So My professor, basically told me the end of the paper could be me going over the difficulties of actually writing this paper which is what I did. Be harsh I can take it, this is my longest paper ever. I think it makes sense but I haven't slept in 2 days so what do I know.
Thesis Statement: Myriad genetics patents of BRCA1 and BRCA2 discourages research innovation and creates barriers for entry in patient testing.
What if you were told that your genes can be owned? What If you were told you that your doctor may not be able to save you from some disease simply because someone had the patent to your illness and there was no legal way to research for a cure? Can anyone actually own what makes a human being? Regardless of your religious background, should pieces of you be patented and owned by whoever is able to decode what makes that part of you tick? These and other questions will have to be analyzed and answered by the supreme court of the U.S.
Throughout history science has often surpassed the laws and understanding of the courts. There is no place where this is more widespread, than when it comes to Deoxyribonucleic acid (DNA) and the patenting of the human genome. The following research paper will attempt to give some background on the history of DNA as well as the legal ramifications of companies possibly being able to patent your genes.
A. Parke-Davis V. H.K. Mulford (S.D.N.Y. 1911)
Parke-Davis was a pharmaceutical company started in Detroit in 1866. They were one of many such companies at the time but managed to distinguish themselves by creating and manufacturing a number of different drugs. In 1985 one of the owners of the company met a young Japanese chemist by the name of Jokichi Takamine. While working for the company Takamine was able to isolate adrenaline and was part of the team at Parke-Davis laboratories that identified the chemical structure. They did not realize it at the time but this discovery would unravel a chain of events that has set legal precedent for over 100 years.

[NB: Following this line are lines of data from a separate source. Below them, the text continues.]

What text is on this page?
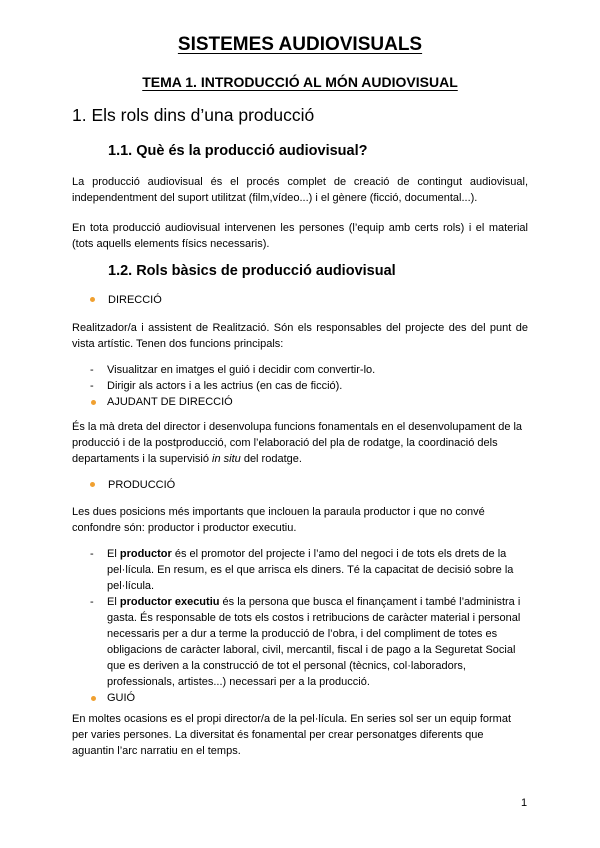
SISTEMES AUDIOVISUALS
TEMA 1. INTRODUCCIÓ AL MÓN AUDIOVISUAL
1. Els rols dins d’una producció
1.1. Què és la producció audiovisual?
La producció audiovisual és el procés complet de creació de contingut audiovisual, independentment del suport utilitzat (film,vídeo...) i el gènere (ficció, documental...).
En tota producció audiovisual intervenen les persones (l’equip amb certs rols) i el material (tots aquells elements físics necessaris).
1.2. Rols bàsics de producció audiovisual
DIRECCIÓ
Realitzador/a i assistent de Realització. Són els responsables del projecte des del punt de vista artístic. Tenen dos funcions principals:
- Visualitzar en imatges el guió i decidir com convertir-lo.
- Dirigir als actors i a les actrius (en cas de ficció).
AJUDANT DE DIRECCIÓ
És la mà dreta del director i desenvolupa funcions fonamentals en el desenvolupament de la producció i de la postproducció, com l’elaboració del pla de rodatge, la coordinació dels departaments i la supervisió in situ del rodatge.
PRODUCCIÓ
Les dues posicions més importants que inclouen la paraula productor i que no convé confondre són: productor i productor executiu.
- El productor és el promotor del projecte i l’amo del negoci i de tots els drets de la pel·lícula. En resum, es el que arrisca els diners. Té la capacitat de decisió sobre la pel·lícula.
- El productor executiu és la persona que busca el finançament i també l’administra i gasta. És responsable de tots els costos i retribucions de caràcter material i personal necessaris per a dur a terme la producció de l’obra, i del compliment de totes es obligacions de caràcter laboral, civil, mercantil, fiscal i de pago a la Seguretat Social que es deriven a la construcció de tot el personal (tècnics, col·laboradors, professionals, artistes...) necessari per a la producció.
GUIÓ
En moltes ocasions es el propi director/a de la pel·lícula. En series sol ser un equip format per varies persones. La diversitat és fonamental per crear personatges diferents que aguantin l’arc narratiu en el temps.
1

Parke-Davis was able to break down and purify pure adrenaline. It was brought to market under the name “adrenalin”. In an attempt to circumvent the patent law against naturally occurring acts of nature, Parke-Davis concentrated and crystalized the compound. H.K. Mulford whom at the time was a competing pharmaceutical company sued Parke-Davis on the grounds that their adrenaline although changed from its natural form, is still a naturally occurring compound found in nature. The case was overseen By Judge Learned Hand who upheld the patent on the grounds that since Parke-Davis had modified the compound, it was considered a material change that can be patented.
Section 101 of the United States Patent and Trademark Office (USPTO) patent act states that whoever invents or discovers any new and useful process, machine, manufacture, or composition of matter, or any new and useful improvement thereof, may obtain a patent (Title 35 U.S.C. 101). Exceptions to this law are in sections 102 and 103 which state that the patent cannot be given to an item that would be obvious by a layman or a novelty item (Title 35 U.S.C. 102). The reading of these statues constitutes the crux of the lawsuit filed against Parke-Davis for obtaining a patent for a naturally occurring act of nature. Of particular interest is the fact that no part of the USPTO’s laws and regulations actually state that acts of nature are not patentable, this has only occurred due to legal precedent.
In most situations patents that involve acts of nature are considered un-patentable. Patent applications for these items are usually denied on Section 102 of the patent act, as a novelty item. This has been reaffirmed time and time again by the U.S. Supreme court. Most recently it was challenged in the case of Funk Brothers Seed Co. V. Kalo Inoculant Co., 333 U.S. 127 (1948). Kalo Inoculant Company had received a patent (Patent No. 2,200,532) for creating mixes of bacteria that would be beneficial to growing certain types of plants. Funk Brothers Seed Company used that information to create its own line of beneficial bacteria. Due to their patent Kalo sued for patent infringement. The majority opinion was that because Kalo had not created a new form of bacteria, just packaged different strains together, this patent was invalid due to the bacteria being acts of nature. Although the Supreme Court’s decision invalidated Kalo’s patent it never explicitly refuted the precedent of Parke-Davis, that purification and alteration of a product of nature can be patented.
Sorry. There are too many mistakes and the writing is too confused. The job is just too big to tackle.
I'll give you one tip. Never use "what if" in serious writing.